Les alertes d’Amnesty et de l’opposition

Par ailleurs, les intervenants ont largement exprimé leurs craintes quant aux conséquences d’une ratification de ces textes, dans un contexte de poussée du sentiment anti-français. De l’avis de Monsieur Le Gall, l’immense majorité des Africains n’ont rien contre la France en général, mais contre certaines pratiques de la France, notamment le soutien à des régimes détestés. ‘’Au Sénégal, fulmine-t-il, les vagues de violence que je dénonce, alimentées par des gens comme Kémi Séba, elles ont eu lieu à un moment où la France donnait l’impression de soutenir Macky Sall face à une opposition qui, à mon avis, est majoritaire dans le pays…’’
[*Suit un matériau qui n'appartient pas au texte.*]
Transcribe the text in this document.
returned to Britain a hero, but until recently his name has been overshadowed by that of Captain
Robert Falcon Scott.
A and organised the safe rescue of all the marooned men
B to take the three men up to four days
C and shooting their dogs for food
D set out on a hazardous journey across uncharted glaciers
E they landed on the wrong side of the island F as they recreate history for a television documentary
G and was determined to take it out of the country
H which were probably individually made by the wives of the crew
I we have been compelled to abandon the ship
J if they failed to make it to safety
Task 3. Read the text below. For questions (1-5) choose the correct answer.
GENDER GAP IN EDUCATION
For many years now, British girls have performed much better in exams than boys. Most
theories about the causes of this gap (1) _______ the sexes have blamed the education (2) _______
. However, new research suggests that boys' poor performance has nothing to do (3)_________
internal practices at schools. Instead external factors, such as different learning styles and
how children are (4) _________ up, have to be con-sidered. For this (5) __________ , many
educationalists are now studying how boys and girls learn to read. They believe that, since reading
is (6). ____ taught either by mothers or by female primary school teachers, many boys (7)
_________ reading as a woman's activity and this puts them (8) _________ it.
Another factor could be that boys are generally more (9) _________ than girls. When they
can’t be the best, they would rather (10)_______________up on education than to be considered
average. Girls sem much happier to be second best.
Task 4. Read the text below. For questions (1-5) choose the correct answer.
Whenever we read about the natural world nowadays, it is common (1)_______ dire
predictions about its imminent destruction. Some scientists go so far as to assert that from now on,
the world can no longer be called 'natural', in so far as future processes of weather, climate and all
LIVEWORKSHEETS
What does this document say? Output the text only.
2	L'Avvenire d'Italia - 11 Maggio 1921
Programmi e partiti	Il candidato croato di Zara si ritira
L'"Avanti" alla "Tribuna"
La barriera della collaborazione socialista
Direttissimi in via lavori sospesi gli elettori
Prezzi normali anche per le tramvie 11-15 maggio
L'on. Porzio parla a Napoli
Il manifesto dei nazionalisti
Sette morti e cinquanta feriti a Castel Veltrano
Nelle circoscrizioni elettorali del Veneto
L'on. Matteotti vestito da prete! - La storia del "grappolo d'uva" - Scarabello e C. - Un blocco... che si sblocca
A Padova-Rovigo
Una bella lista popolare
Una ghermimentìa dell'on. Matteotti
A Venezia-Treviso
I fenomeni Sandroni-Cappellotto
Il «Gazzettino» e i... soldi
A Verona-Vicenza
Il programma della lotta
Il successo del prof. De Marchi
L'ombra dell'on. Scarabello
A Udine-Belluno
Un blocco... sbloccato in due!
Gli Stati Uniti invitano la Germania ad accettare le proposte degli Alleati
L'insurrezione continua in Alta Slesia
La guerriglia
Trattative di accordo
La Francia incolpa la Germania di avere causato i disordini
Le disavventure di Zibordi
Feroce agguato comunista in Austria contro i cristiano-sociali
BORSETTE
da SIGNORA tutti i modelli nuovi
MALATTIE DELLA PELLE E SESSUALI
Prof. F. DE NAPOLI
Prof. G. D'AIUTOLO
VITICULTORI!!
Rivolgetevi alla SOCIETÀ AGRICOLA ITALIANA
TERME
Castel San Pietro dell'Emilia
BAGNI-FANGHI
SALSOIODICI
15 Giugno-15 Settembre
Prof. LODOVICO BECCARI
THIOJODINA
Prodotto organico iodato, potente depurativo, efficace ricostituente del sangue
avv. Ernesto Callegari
Réagissant à ce propos, le président de la Commission, Jean-Louis Bourlanges, s’est dit contre cette perception. Selon lui, il n’est pas sûr que les sentiments anti-français, qui se sont exprimées assez fortement lors des troubles (mars 2021), étaient en lien avec une complaisance particulière de la France pour Macky Sall. Il révèle : ‘’Moi, en tout cas, la conversation assez longue que m’avait accordée le Président Macky Sall, je crois au mois de mars dernier, entretien d’une heure, il n’avait pas ménagé les critiques à l’égard de notre pays. Et d’ailleurs, ça s’est exprimé par le non vote de la résolution sur l’Ukraine qui a été un peu une surprise. D’une façon générale, il mettait en cause les responsabilités de la France sur l’opération en Lybie, qui est, selon lui, une des causes de cette espèce de mouvement terroriste qui a gagné la région. Je pense que ce sont deux variables assez indépendantes.’’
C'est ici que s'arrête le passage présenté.